Scarlet Pimpernel: Flower or Poison?
- Nancy A. Thompson-Jones
This is and remains one of my most favorite of films. Leslie Howard portrays the most gallant, debonair [unless portraying an 'Old Hag'] of all time Super Heroes. What I find infinitely more fascinating is the title of the film. Something I ponder is whether the author, Baroness Orczy wrote the novel with the flower, scarlet pimpernel in mind or wrote the novel and then named it 'The Scarlet Pimpernel'. One will never know. When I first viewed the film, I thought 'Oh, how quant, a ring with a cute little posy on it. This morning I read about this 'posy'. Besides being a beautiful little flower, it means a person who rescues others from mortal danger by smuggling them across borders. In addition, it is 'The Devil in Sheep's Clothing!' The origin of the Pimpernel flower was red and from Europe. But what is so apropos, is how a deadly characteristic disguises itself, albeit in a reverse sort of way. It appears as non-threatening as the friendly daisy, but it contains toxins and its digestion may cause death.
- Jeff Boston
Guile saves the "guilty" from the guillotine. "The Scarlet Pimpernel" highlights sensational costume design, stunning beauty (Merle Oberon), and the sickening "Reign of Terror." Leslie Howard is most convincing. Loved the library scene.
The Scarlet Pimpernel
- Mark Sutch
Why is this not on home movie?
It's packed full of humor, charm, personality, and can better than hold its own among films of the era-- if not for the performances, then for the dialog. A must see.
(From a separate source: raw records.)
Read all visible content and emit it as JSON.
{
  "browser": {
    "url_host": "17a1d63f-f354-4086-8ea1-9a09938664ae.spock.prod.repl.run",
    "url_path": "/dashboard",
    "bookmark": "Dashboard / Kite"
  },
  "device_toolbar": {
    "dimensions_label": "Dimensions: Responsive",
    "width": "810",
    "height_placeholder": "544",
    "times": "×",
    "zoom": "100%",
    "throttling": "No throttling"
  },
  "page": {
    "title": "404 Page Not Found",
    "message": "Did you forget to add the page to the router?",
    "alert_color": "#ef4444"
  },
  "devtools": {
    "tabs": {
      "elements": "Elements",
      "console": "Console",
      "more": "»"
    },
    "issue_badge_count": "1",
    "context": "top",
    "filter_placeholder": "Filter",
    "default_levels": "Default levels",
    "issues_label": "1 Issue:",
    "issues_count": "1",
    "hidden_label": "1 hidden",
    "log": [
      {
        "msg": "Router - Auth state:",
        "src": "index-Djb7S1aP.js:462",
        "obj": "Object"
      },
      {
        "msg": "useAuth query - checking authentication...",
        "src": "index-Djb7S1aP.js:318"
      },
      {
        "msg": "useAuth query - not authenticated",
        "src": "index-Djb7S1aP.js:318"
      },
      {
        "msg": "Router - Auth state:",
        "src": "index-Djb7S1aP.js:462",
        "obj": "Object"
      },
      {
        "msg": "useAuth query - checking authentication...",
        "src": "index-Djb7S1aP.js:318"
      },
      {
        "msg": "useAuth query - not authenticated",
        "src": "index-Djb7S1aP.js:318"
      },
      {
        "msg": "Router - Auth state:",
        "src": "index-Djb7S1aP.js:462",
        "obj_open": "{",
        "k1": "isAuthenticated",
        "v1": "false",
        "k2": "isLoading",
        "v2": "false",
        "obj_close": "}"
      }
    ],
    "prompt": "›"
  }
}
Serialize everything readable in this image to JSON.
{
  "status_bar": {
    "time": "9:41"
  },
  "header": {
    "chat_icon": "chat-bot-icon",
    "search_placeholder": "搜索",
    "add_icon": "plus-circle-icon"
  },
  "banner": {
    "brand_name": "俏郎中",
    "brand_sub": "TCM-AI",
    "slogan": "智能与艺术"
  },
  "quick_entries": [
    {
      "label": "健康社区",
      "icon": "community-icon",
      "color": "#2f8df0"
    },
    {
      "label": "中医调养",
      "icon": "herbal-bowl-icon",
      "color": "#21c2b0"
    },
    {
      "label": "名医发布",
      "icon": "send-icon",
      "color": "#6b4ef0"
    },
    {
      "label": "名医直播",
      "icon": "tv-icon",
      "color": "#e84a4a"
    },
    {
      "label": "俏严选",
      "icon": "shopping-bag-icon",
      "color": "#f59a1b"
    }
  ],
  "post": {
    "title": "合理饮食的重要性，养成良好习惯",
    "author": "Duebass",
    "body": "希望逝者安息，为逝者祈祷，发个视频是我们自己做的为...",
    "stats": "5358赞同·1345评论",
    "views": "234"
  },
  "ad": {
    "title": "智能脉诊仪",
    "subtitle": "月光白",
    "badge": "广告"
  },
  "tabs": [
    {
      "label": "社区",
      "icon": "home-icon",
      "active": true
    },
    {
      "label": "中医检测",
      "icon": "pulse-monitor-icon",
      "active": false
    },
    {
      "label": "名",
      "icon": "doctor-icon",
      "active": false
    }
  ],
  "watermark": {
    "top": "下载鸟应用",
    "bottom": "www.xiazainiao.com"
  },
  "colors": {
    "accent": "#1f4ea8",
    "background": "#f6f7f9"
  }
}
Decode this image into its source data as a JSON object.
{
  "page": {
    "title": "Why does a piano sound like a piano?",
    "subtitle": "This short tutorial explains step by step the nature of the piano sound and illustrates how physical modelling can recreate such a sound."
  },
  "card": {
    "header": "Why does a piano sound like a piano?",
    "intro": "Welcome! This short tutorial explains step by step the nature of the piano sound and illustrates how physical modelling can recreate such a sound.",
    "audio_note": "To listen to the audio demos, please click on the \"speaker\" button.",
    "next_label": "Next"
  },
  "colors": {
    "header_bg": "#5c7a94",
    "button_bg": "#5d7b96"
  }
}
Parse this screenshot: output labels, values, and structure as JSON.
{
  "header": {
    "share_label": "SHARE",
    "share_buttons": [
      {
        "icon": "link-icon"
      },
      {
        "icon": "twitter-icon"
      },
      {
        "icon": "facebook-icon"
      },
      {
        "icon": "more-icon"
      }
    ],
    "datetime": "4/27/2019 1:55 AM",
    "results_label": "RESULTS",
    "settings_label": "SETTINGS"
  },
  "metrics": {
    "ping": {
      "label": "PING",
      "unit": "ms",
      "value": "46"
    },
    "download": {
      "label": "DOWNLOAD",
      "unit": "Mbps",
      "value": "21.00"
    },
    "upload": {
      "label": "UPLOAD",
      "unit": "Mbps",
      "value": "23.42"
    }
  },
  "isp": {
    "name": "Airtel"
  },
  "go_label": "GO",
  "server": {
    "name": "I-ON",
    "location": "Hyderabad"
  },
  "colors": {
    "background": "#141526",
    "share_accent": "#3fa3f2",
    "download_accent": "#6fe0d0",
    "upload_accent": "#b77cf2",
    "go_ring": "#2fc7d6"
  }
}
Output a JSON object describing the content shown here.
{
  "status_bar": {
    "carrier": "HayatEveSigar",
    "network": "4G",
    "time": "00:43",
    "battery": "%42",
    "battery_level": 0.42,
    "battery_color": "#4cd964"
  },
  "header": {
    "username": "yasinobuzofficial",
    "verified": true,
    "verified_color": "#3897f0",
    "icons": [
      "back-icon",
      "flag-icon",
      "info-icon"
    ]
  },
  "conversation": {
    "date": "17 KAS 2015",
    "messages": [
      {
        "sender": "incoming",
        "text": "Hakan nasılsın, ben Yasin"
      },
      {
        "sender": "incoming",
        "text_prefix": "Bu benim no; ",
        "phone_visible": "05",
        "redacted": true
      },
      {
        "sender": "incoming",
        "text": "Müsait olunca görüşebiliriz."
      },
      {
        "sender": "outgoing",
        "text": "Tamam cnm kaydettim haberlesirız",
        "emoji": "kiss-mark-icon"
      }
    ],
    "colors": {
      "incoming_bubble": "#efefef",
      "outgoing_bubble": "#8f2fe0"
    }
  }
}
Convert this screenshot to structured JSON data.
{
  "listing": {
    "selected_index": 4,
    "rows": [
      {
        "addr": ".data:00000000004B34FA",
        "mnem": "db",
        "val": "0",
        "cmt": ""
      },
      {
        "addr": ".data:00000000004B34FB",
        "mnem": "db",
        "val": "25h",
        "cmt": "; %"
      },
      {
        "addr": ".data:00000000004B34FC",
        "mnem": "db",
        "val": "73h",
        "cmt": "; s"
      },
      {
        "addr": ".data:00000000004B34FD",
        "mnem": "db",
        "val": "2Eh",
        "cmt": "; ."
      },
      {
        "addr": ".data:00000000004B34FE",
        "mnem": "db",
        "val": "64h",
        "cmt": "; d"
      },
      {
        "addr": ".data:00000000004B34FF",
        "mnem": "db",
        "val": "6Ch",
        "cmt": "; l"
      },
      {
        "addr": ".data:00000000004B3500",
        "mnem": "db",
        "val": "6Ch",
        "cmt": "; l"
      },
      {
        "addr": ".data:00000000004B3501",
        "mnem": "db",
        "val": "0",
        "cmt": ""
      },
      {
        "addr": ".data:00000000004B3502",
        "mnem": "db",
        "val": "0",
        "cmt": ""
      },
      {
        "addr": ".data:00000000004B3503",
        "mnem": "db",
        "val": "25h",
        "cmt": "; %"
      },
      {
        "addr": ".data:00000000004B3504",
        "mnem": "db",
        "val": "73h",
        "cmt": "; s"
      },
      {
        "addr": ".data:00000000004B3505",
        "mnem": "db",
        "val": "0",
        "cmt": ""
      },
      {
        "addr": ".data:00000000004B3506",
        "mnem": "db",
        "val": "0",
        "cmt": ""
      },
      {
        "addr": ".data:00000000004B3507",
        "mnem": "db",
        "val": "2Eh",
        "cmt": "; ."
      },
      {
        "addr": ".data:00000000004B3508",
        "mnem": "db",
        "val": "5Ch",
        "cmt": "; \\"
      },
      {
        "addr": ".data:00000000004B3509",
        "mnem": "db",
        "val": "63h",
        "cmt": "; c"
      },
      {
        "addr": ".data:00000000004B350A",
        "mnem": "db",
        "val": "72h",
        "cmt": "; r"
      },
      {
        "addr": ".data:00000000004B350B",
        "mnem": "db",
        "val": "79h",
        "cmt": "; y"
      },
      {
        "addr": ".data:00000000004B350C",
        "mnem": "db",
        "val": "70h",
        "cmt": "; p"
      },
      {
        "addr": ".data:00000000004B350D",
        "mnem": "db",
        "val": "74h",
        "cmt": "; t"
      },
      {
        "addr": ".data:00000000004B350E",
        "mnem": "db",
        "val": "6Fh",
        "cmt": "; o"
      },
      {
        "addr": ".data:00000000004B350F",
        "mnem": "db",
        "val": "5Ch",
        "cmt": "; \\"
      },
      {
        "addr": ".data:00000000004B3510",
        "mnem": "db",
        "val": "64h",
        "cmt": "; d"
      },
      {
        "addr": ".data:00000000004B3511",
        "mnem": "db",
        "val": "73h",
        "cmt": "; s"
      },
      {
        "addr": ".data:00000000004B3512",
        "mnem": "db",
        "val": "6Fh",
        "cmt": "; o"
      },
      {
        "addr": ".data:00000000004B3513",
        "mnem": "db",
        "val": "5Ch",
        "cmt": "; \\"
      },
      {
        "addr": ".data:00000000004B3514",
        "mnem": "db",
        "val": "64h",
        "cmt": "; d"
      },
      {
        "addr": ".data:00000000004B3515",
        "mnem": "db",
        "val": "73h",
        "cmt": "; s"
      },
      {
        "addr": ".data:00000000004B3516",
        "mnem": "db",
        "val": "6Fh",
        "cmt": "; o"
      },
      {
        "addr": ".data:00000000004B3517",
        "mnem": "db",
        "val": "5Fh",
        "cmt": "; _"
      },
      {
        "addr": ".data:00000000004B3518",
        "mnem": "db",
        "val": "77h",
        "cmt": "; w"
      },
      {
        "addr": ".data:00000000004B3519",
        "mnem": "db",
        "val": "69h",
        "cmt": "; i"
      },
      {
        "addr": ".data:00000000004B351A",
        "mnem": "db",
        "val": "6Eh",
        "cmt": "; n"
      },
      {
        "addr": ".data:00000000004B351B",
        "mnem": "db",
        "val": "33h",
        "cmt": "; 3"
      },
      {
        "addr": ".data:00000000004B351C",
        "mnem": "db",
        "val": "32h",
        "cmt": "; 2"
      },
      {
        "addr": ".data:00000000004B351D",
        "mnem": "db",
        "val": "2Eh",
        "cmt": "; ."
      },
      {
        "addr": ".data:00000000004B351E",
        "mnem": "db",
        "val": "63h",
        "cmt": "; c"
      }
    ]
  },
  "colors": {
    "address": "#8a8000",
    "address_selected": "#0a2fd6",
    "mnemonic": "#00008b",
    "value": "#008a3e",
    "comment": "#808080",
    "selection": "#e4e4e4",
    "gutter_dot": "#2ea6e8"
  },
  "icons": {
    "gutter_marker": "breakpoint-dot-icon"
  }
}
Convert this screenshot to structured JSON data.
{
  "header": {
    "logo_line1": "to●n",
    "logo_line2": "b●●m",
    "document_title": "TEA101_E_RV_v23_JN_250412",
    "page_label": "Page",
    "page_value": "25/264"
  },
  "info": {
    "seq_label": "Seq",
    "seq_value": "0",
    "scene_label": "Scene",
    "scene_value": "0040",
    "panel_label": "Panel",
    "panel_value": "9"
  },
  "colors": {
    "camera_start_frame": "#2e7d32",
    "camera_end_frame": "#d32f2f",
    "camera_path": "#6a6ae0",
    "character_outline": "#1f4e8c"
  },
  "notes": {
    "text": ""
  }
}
The Scarlet Pimpernel - 1935
- Judy G
Whimsey. Some good lines that we use today. The one we like:"Nothing in this world is so bad as something that is 'Not so bad'"Love it! My husband and I know when we use the term "not so bad", we really know what the the other means thanks to this movie.There are other movies of this era that are better, but this one has it's place too.
The Scarlet Pimpernel on Janus Films
- R. D. KARAM
What a thrill it was watching the beautiful, crisp and complete Janus Films copy of The Scarlet Pimpernel on TCM last night (Aug. 27, 2009). Is there a commercial DVD from this print? If not, WHY NOT???
I felt it was a great film. I had never seen it before. Thanks, TCM!!
One of the First Alter Ego Super Heros
The Scarlett Pimpernel is one of the best stories about the French Revolution, and although it is fiction, who's to say there wasn't someone who used there wealth and wits to fight against corruption? Who knows?